As part of our mission to assist other small to mid-sized business owners, here are 10 things you should know before advertising with Google AdWords.
1. With PPC, it’s all about being “relevant”
Relevancy is being pertinent and giving the people what they want. It’s often mentioned in the Google AdWords mission statement. Why? There’s a direct correlation between relevancy and your keyword Quality Score (QS). A higher QS is one of many important goals in AdWords as it can help lower your cost per click, reduce your conversion costs and increase your ROI.
2. Google is Fast (and Ruthless)
Google AdWords can produce results that are immediate and measurable. Unlike SEO – which can take months, you can be on the top of Google within a matter of hours. But watch out as you can quickly lose a lot of money if you don’t know what you’re doing.
3. The #1 ad position on Google isn’t usually the best place to be
This logic may seem counter intuitive to most but the #1 paid position on AdWords typically costs the most amount of money and generates the most clicks. The downside is that many of these clicks are from unqualified traffic that barely read your ad and can cause your ROI to suffer. The #1 position is ideal only if you know the keywords and ads are converting at profitable levels.

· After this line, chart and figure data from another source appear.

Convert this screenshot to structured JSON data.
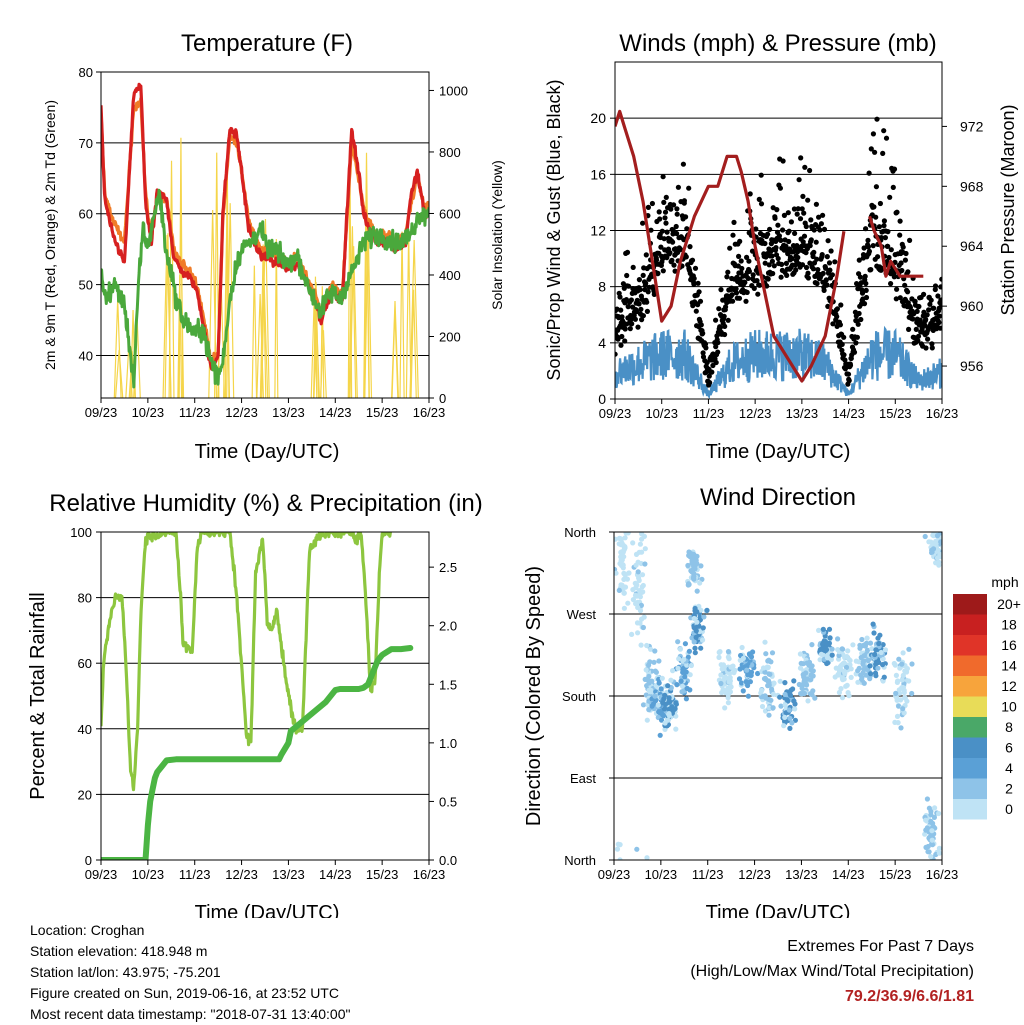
{
  "panels": {
    "temperature": {
      "title": "Temperature (F)",
      "ylabel_left": "2m & 9m T (Red, Orange) & 2m Td (Green)",
      "ylabel_right": "Solar Insolation (Yellow)",
      "xlabel": "Time (Day/UTC)"
    },
    "winds": {
      "title": "Winds (mph) & Pressure (mb)",
      "ylabel_left": "Sonic/Prop Wind & Gust (Blue, Black)",
      "ylabel_right": "Station Pressure (Maroon)",
      "xlabel": "Time (Day/UTC)"
    },
    "humidity": {
      "title": "Relative Humidity (%) & Precipitation (in)",
      "ylabel_left": "Percent & Total Rainfall",
      "xlabel": "Time (Day/UTC)"
    },
    "direction": {
      "title": "Wind Direction",
      "ylabel_left": "Direction (Colored By Speed)",
      "xlabel": "Time (Day/UTC)",
      "legend_unit": "mph",
      "legend_labels": [
        "20+",
        "18",
        "16",
        "14",
        "12",
        "10",
        "8",
        "6",
        "4",
        "2",
        "0"
      ],
      "legend_colors": [
        "#9e1a1a",
        "#c82020",
        "#e03428",
        "#f06a2c",
        "#f7a43c",
        "#e8dc58",
        "#4aa868",
        "#4a90c6",
        "#5aa0d6",
        "#8ec3e8",
        "#bfe3f5"
      ]
    }
  },
  "info": {
    "location": "Location: Croghan",
    "elevation": "Station elevation: 418.948 m",
    "latlon": "Station lat/lon: 43.975; -75.201",
    "created": "Figure created on Sun, 2019-06-16, at 23:52 UTC",
    "recent": "Most recent data timestamp: \"2018-07-31 13:40:00\""
  },
  "extremes": {
    "heading": "Extremes For Past 7 Days",
    "subheading": "(High/Low/Max Wind/Total Precipitation)",
    "values": "79.2/36.9/6.6/1.81"
  },
  "chart_data": [
    {
      "type": "line",
      "title": "Temperature (F)",
      "xlabel": "Time (Day/UTC)",
      "ylabel": "2m & 9m T (Red, Orange) & 2m Td (Green)",
      "y2label": "Solar Insolation (Yellow)",
      "xticks": [
        "09/23",
        "10/23",
        "11/23",
        "12/23",
        "13/23",
        "14/23",
        "15/23",
        "16/23"
      ],
      "ylim": [
        34,
        80
      ],
      "yticks": [
        40,
        50,
        60,
        70,
        80
      ],
      "y2lim": [
        0,
        1060
      ],
      "y2ticks": [
        0,
        200,
        400,
        600,
        800,
        1000
      ],
      "grid": true,
      "series": [
        {
          "color": "#d62020",
          "x": [
            0,
            0.08,
            0.25,
            0.5,
            0.7,
            0.85,
            0.95,
            1.0,
            1.08,
            1.2,
            1.4,
            1.55,
            1.7,
            1.9,
            2.05,
            2.2,
            2.35,
            2.5,
            2.6,
            2.75,
            2.9,
            3.0,
            3.15,
            3.4,
            3.55,
            3.7,
            3.85,
            4.0,
            4.2,
            4.4,
            4.55,
            4.7,
            4.8,
            4.95,
            5.05,
            5.15,
            5.25,
            5.35,
            5.5,
            5.6,
            5.7,
            5.8,
            5.9,
            6.0,
            6.15,
            6.3,
            6.5,
            6.6,
            6.75,
            6.9,
            7.0
          ],
          "y": [
            75,
            62,
            57,
            53,
            77,
            78,
            62,
            59,
            56,
            63,
            62,
            54,
            52,
            51,
            49,
            44,
            38,
            40,
            60,
            72,
            71,
            66,
            58,
            54,
            54,
            53,
            53,
            52,
            53,
            50,
            48,
            45,
            47,
            49,
            48,
            48,
            60,
            72,
            66,
            60,
            58,
            57,
            56,
            56,
            56,
            55,
            56,
            62,
            66,
            60,
            60
          ]
        },
        {
          "color": "#f07c28",
          "x": [
            0,
            0.08,
            0.25,
            0.5,
            0.7,
            0.85,
            0.95,
            1.0,
            1.08,
            1.2,
            1.4,
            1.55,
            1.7,
            1.9,
            2.05,
            2.2,
            2.35,
            2.5,
            2.6,
            2.75,
            2.9,
            3.0,
            3.15,
            3.4,
            3.55,
            3.7,
            3.85,
            4.0,
            4.2,
            4.4,
            4.55,
            4.7,
            4.8,
            4.95,
            5.05,
            5.15,
            5.25,
            5.35,
            5.5,
            5.6,
            5.7,
            5.8,
            5.9,
            6.0,
            6.15,
            6.3,
            6.5,
            6.6,
            6.75,
            6.9,
            7.0
          ],
          "y": [
            74,
            63,
            59,
            56,
            75,
            76,
            63,
            60,
            57,
            63,
            62,
            55,
            53,
            52,
            50,
            45,
            39,
            40,
            59,
            71,
            70,
            66,
            59,
            55,
            55,
            54,
            54,
            53,
            54,
            51,
            49,
            46,
            48,
            50,
            49,
            49,
            59,
            70,
            65,
            61,
            59,
            58,
            57,
            57,
            57,
            56,
            57,
            61,
            65,
            61,
            61
          ]
        },
        {
          "color": "#4aa83c",
          "x": [
            0,
            0.1,
            0.3,
            0.5,
            0.6,
            0.7,
            0.8,
            0.9,
            1.0,
            1.1,
            1.25,
            1.4,
            1.5,
            1.6,
            1.75,
            1.9,
            2.0,
            2.1,
            2.2,
            2.35,
            2.5,
            2.6,
            2.75,
            2.9,
            3.0,
            3.2,
            3.4,
            3.55,
            3.7,
            3.85,
            4.0,
            4.2,
            4.4,
            4.55,
            4.7,
            4.8,
            4.95,
            5.1,
            5.3,
            5.5,
            5.6,
            5.8,
            6.0,
            6.2,
            6.4,
            6.6,
            6.8,
            7.0
          ],
          "y": [
            52,
            48,
            50,
            47,
            42,
            36,
            50,
            58,
            55,
            59,
            63,
            54,
            52,
            48,
            45,
            44,
            43,
            44,
            43,
            39,
            37,
            39,
            48,
            53,
            55,
            56,
            58,
            55,
            55,
            54,
            53,
            54,
            50,
            48,
            46,
            48,
            49,
            48,
            51,
            54,
            56,
            57,
            57,
            56,
            56,
            57,
            60,
            60
          ]
        }
      ],
      "insolation": {
        "color": "#f5d54a",
        "peaks": [
          {
            "x": 0.55,
            "value": 350
          },
          {
            "x": 1.55,
            "value": 950
          },
          {
            "x": 2.55,
            "value": 1010
          },
          {
            "x": 3.55,
            "value": 860
          },
          {
            "x": 4.55,
            "value": 500
          },
          {
            "x": 5.55,
            "value": 800
          },
          {
            "x": 6.55,
            "value": 600
          }
        ]
      }
    },
    {
      "type": "scatter",
      "title": "Winds (mph) & Pressure (mb)",
      "xlabel": "Time (Day/UTC)",
      "ylabel": "Sonic/Prop Wind & Gust (Blue, Black)",
      "y2label": "Station Pressure (Maroon)",
      "xticks": [
        "09/23",
        "10/23",
        "11/23",
        "12/23",
        "13/23",
        "14/23",
        "15/23",
        "16/23"
      ],
      "ylim": [
        0,
        24
      ],
      "yticks": [
        0,
        4,
        8,
        12,
        16,
        20
      ],
      "y2lim": [
        953.8,
        976.3
      ],
      "y2ticks": [
        956,
        960,
        964,
        968,
        972
      ],
      "grid": true,
      "gust_envelope": {
        "color": "#000000",
        "x": [
          0,
          0.5,
          1.0,
          1.5,
          2.0,
          2.5,
          3.0,
          3.5,
          4.0,
          4.5,
          5.0,
          5.5,
          6.0,
          6.5,
          7.0
        ],
        "max": [
          9,
          12,
          17,
          18,
          2,
          14,
          16,
          19,
          18,
          17,
          2,
          22,
          18,
          8,
          10
        ],
        "typical": [
          3,
          5,
          8,
          9,
          0.5,
          6,
          7,
          8,
          8,
          7,
          0.5,
          9,
          7,
          3,
          4
        ]
      },
      "wind_envelope": {
        "color": "#4a90c6",
        "x": [
          0,
          0.5,
          1.0,
          1.5,
          2.0,
          2.5,
          3.0,
          3.5,
          4.0,
          4.5,
          5.0,
          5.5,
          6.0,
          6.5,
          7.0
        ],
        "max": [
          3,
          4,
          5,
          5,
          0.5,
          4,
          5,
          5,
          5,
          4,
          0.5,
          5,
          5,
          2,
          3
        ]
      },
      "pressure": {
        "color": "#a31e1e",
        "segments": [
          {
            "x": [
              0,
              0.1,
              0.2,
              0.4,
              0.6,
              0.8,
              1.0,
              1.2,
              1.4,
              1.5,
              1.7,
              2.0,
              2.2,
              2.4,
              2.6,
              2.7,
              2.85,
              3.0,
              3.2,
              3.4,
              3.6,
              3.8,
              4.0,
              4.2,
              4.5,
              4.75,
              4.9
            ],
            "y": [
              972,
              973,
              972,
              970,
              967,
              963,
              959,
              960,
              963,
              964,
              966,
              968,
              968,
              970,
              970,
              969,
              967,
              964,
              961,
              958,
              957,
              956,
              955,
              956,
              958,
              962,
              965
            ]
          },
          {
            "x": [
              5.45,
              5.55,
              5.7,
              5.8,
              5.9,
              6.1,
              6.3,
              6.5,
              6.6
            ],
            "y": [
              966,
              965,
              964,
              962,
              963,
              962,
              962,
              962,
              962
            ]
          }
        ]
      }
    },
    {
      "type": "line",
      "title": "Relative Humidity (%) & Precipitation (in)",
      "xlabel": "Time (Day/UTC)",
      "ylabel": "Percent & Total Rainfall",
      "xticks": [
        "09/23",
        "10/23",
        "11/23",
        "12/23",
        "13/23",
        "14/23",
        "15/23",
        "16/23"
      ],
      "ylim": [
        0,
        100
      ],
      "yticks": [
        0,
        20,
        40,
        60,
        80,
        100
      ],
      "y2lim": [
        0,
        2.8
      ],
      "y2ticks": [
        0.0,
        0.5,
        1.0,
        1.5,
        2.0,
        2.5
      ],
      "grid": true,
      "series": [
        {
          "color": "#8dc63f",
          "x": [
            0,
            0.05,
            0.15,
            0.3,
            0.45,
            0.55,
            0.62,
            0.7,
            0.78,
            0.85,
            0.95,
            1.05,
            1.15,
            1.3,
            1.45,
            1.6,
            1.7,
            1.75,
            1.85,
            1.95,
            2.05,
            2.15,
            2.3,
            2.45,
            2.6,
            2.75,
            2.9,
            3.0,
            3.1,
            3.2,
            3.3,
            3.45,
            3.55,
            3.65,
            3.75,
            3.85,
            4.0,
            4.15,
            4.3,
            4.45,
            4.6,
            4.75,
            4.9,
            5.05,
            5.15,
            5.25,
            5.35,
            5.45,
            5.55,
            5.65,
            5.75,
            5.85,
            5.95,
            6.0,
            6.2
          ],
          "y": [
            42,
            58,
            70,
            80,
            80,
            55,
            30,
            22,
            40,
            75,
            98,
            99,
            99,
            100,
            100,
            100,
            80,
            66,
            65,
            64,
            95,
            100,
            100,
            100,
            100,
            100,
            80,
            60,
            38,
            36,
            88,
            98,
            72,
            70,
            77,
            65,
            50,
            40,
            40,
            95,
            98,
            99,
            100,
            100,
            100,
            100,
            100,
            98,
            100,
            80,
            52,
            55,
            90,
            100,
            100
          ]
        },
        {
          "color": "#4bb543",
          "x": [
            0,
            0.5,
            0.95,
            1.0,
            1.05,
            1.1,
            1.15,
            1.2,
            1.3,
            1.4,
            1.6,
            2.0,
            3.0,
            3.8,
            3.85,
            4.0,
            4.05,
            4.2,
            4.5,
            4.8,
            5.0,
            5.1,
            5.5,
            5.6,
            5.7,
            5.8,
            5.9,
            6.0,
            6.2,
            6.4,
            6.6
          ],
          "y": [
            0,
            0,
            0,
            0.3,
            0.5,
            0.6,
            0.7,
            0.75,
            0.8,
            0.85,
            0.86,
            0.86,
            0.86,
            0.86,
            0.9,
            1.0,
            1.1,
            1.15,
            1.25,
            1.35,
            1.45,
            1.46,
            1.46,
            1.47,
            1.5,
            1.6,
            1.7,
            1.75,
            1.8,
            1.8,
            1.81
          ]
        }
      ]
    },
    {
      "type": "scatter",
      "title": "Wind Direction",
      "xlabel": "Time (Day/UTC)",
      "ylabel": "Direction (Colored By Speed)",
      "xticks": [
        "09/23",
        "10/23",
        "11/23",
        "12/23",
        "13/23",
        "14/23",
        "15/23",
        "16/23"
      ],
      "yticks": [
        "North",
        "East",
        "South",
        "West",
        "North"
      ],
      "ylim": [
        0,
        360
      ],
      "grid": true,
      "legend": {
        "title": "mph",
        "labels": [
          "20+",
          "18",
          "16",
          "14",
          "12",
          "10",
          "8",
          "6",
          "4",
          "2",
          "0"
        ]
      },
      "clusters": [
        {
          "x": 0.2,
          "dir": 330,
          "spread": 50,
          "color": "#bfe3f5"
        },
        {
          "x": 0.55,
          "dir": 300,
          "spread": 70,
          "color": "#bfe3f5"
        },
        {
          "x": 0.8,
          "dir": 200,
          "spread": 40,
          "color": "#8ec3e8"
        },
        {
          "x": 1.0,
          "dir": 170,
          "spread": 30,
          "color": "#5aa0d6"
        },
        {
          "x": 1.2,
          "dir": 165,
          "spread": 25,
          "color": "#4a90c6"
        },
        {
          "x": 1.5,
          "dir": 205,
          "spread": 30,
          "color": "#5aa0d6"
        },
        {
          "x": 1.8,
          "dir": 255,
          "spread": 25,
          "color": "#4a90c6"
        },
        {
          "x": 1.7,
          "dir": 320,
          "spread": 20,
          "color": "#8ec3e8"
        },
        {
          "x": 2.4,
          "dir": 200,
          "spread": 35,
          "color": "#bfe3f5"
        },
        {
          "x": 2.85,
          "dir": 210,
          "spread": 25,
          "color": "#5aa0d6"
        },
        {
          "x": 3.3,
          "dir": 190,
          "spread": 35,
          "color": "#8ec3e8"
        },
        {
          "x": 3.7,
          "dir": 175,
          "spread": 30,
          "color": "#4a90c6"
        },
        {
          "x": 4.1,
          "dir": 205,
          "spread": 30,
          "color": "#8ec3e8"
        },
        {
          "x": 4.5,
          "dir": 235,
          "spread": 20,
          "color": "#4a90c6"
        },
        {
          "x": 4.9,
          "dir": 210,
          "spread": 30,
          "color": "#bfe3f5"
        },
        {
          "x": 5.35,
          "dir": 215,
          "spread": 25,
          "color": "#8ec3e8"
        },
        {
          "x": 5.65,
          "dir": 225,
          "spread": 25,
          "color": "#4a90c6"
        },
        {
          "x": 6.15,
          "dir": 190,
          "spread": 40,
          "color": "#bfe3f5"
        },
        {
          "x": 6.75,
          "dir": 30,
          "spread": 35,
          "color": "#8ec3e8"
        },
        {
          "x": 6.9,
          "dir": 345,
          "spread": 25,
          "color": "#bfe3f5"
        }
      ]
    }
  ]
}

4. Advertise on Google’s Display Network at your own risk
The Google AdWords default settings include the Display Network. Most newbies forget opt out of this channel and get plenty of poor quality visitors via this channel if they don’t know what they’re doing. In the hierarchy of testing search engine marketing, Google Search is the purest search results and an absolute “must have”. Use Search Partners if you’re not getting enough traffic. And use the Display Network for branding or low cost impulse product purchases (e.g. weight loss). Advertising on select sites within the Display Network via managed placement ads is a good strategy to test and should be run under a separate campaign.
5. Start your PPC bids high and lower them over time
Manual bidding strategies should be designed to target ad slots #3-6 and higher bids will typically result in better click through rates (CTR). This can improve your quality score and allow you to lower your bids slowly as your campaign matures and optimization techniques enhance your results.
6. Put your PPC keywords in the headline (and body copy whenever possible)
By placing your keywords within the headlines of your pay-per-click ads, your keywords will bold up on the search results page which can improve your CTR. As long as you’re sending traffic to a strong landing page that include the keywords, the ad will also become more relevant which can enhance Quality Scores. This in turn enables you to lower bids and helps further reduce your costs.
7. Keep the keywords in your ad groups limited
When building ad groups, it helps to maintain relevancy within your keywords by grouping them by a single “root keyword”. Expand out the list of longer tailed keywords by keeping the focus on this one keyword. Make sure to test the different match options – phase, exact and +broad +match +modified. Broad match keywords used by inexperienced PPC managers are ripe for Google to take advantage of synonyms which may have little to do with your product or service.
8. Don’t spread your PPC budget out evenly throughout the day. Accelerate it.
AdWords PPC is database marketing and a process of elimination. To quickly find out what works and what doesn’t with your pay-per-click ads, it makes most sense to accelerate your daily ad spend. This allows your ads to show most often so you can fail fast. Also by testing and removing keywords that don’t convert at profitable levels, you can succeed faster and achieve the goal of maximizing your daily budget at the lowest possible CPCs.
9. After 30 clicks, eliminate keywords and ads that don’t work
While 30 is a low sample size, it remains a statistically significant number to evaluate your ad and keyword level performance. While more data is preferred, 30 data points can allow you to make decisions with a 90% confidence level. By quickly finding out what does not work (and what does), you can stop throwing good money after bad and pour more resources to those keywords and ads that yield profitable results.
10. Increase your budget based on Google’s recommendation at your own peril
The ad budget for your business should not an open checkbook. When Google recommends that you increase your ad budget, whose best interest do you thinks it serves. Test lowering your bids to increase clicks or remove unprofitable keywords from the mix. Increasing your budget may make sense if you’re leaving money on the table but recognize that there is a law of diminishing returns with AdWords so finding the optimal ad budget is a process of testing while working to maintain a profitable ROI.
Hopefully, this list is something that you can use to get the most out of your pay-per-click advertising dollar.